First set we had to wait 20 minutes for a little daylight but with the full moon when it got close to the horizon light things up almost like dawn so we headed out . We split up about a 1/4 mile and called. In the flat moon light the coyotes could move around with little chance of being seen . POOF a pair stood In front of the boy . The 17 hornet lit up and one fell down the other one cam jetting my way two fleeting shots from the 22/250 and the coyote disappeared unharmed.










ONE for the fur box.

Another set we where split about the same looking up in to different drainages. 'Bout 18 minutes in to the set I had two coming in strong, I whispered in to the mic , got two coming. My son kept calling . They stopped around 200 yards out and got to looking very nerves. I had to try a shot , they where in a line and looking in my direction , a hard shot. I picked the back one first , WAP 22 hit him hard . Its spinning so I looked for the other , Found it booking back up the drainage. Put the hairs above it's head and WAP another solid hit ,man a double. I called Kristopher and we kept calling for 10 minutes longer. A steep walk down to where I shot ,turned out more like 300 yards, good thing it was a steep down hill I probably would have missed. The other one was over 350.









A few more sets and we where at a flat peace of state and had to put the Toyota in the ditch in order to hide it . Walked out to a small coulee with NO growth to hide. You gota trust your camo. When the call came on the coyotes light up I every direction, and trash talked us for a long time finally I had one pop up. It turned out to be exactly in my scope , I didn't have to lift the gun, it was already on my shoulder, and pointing dead on the coyote.

I waited for him to trot to a stop to look around wandering where the threatening coyotes, was.

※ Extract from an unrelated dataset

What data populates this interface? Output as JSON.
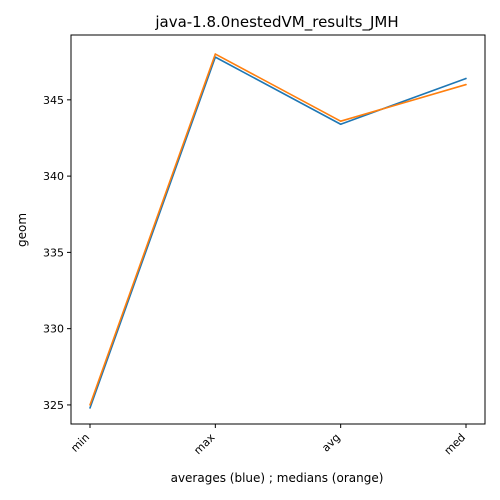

Squeezed the trigger. Number 4 was twitching on the ground in front of me at 123 yards.










Just sitting on the snow in my whites and a slight slope being me, Humm, Gota trust your camo.

Some more sets and we where in to Fort Benton. VERY nice day calling !!


----------



## prairiewolf (Feb 19, 2012)

Congrats, those are some nice looking coyotes !


----------



## hassell (Feb 9, 2010)

Congrats.


----------



## glenway (Mar 27, 2011)

Yes. They look very good. And, great shooting!


----------



## youngdon (Mar 10, 2010)

Nice work both calling and shooting !


----------



## pokeyjeeper (Sep 5, 2013)

nice job and some good look fur you guys got there


----------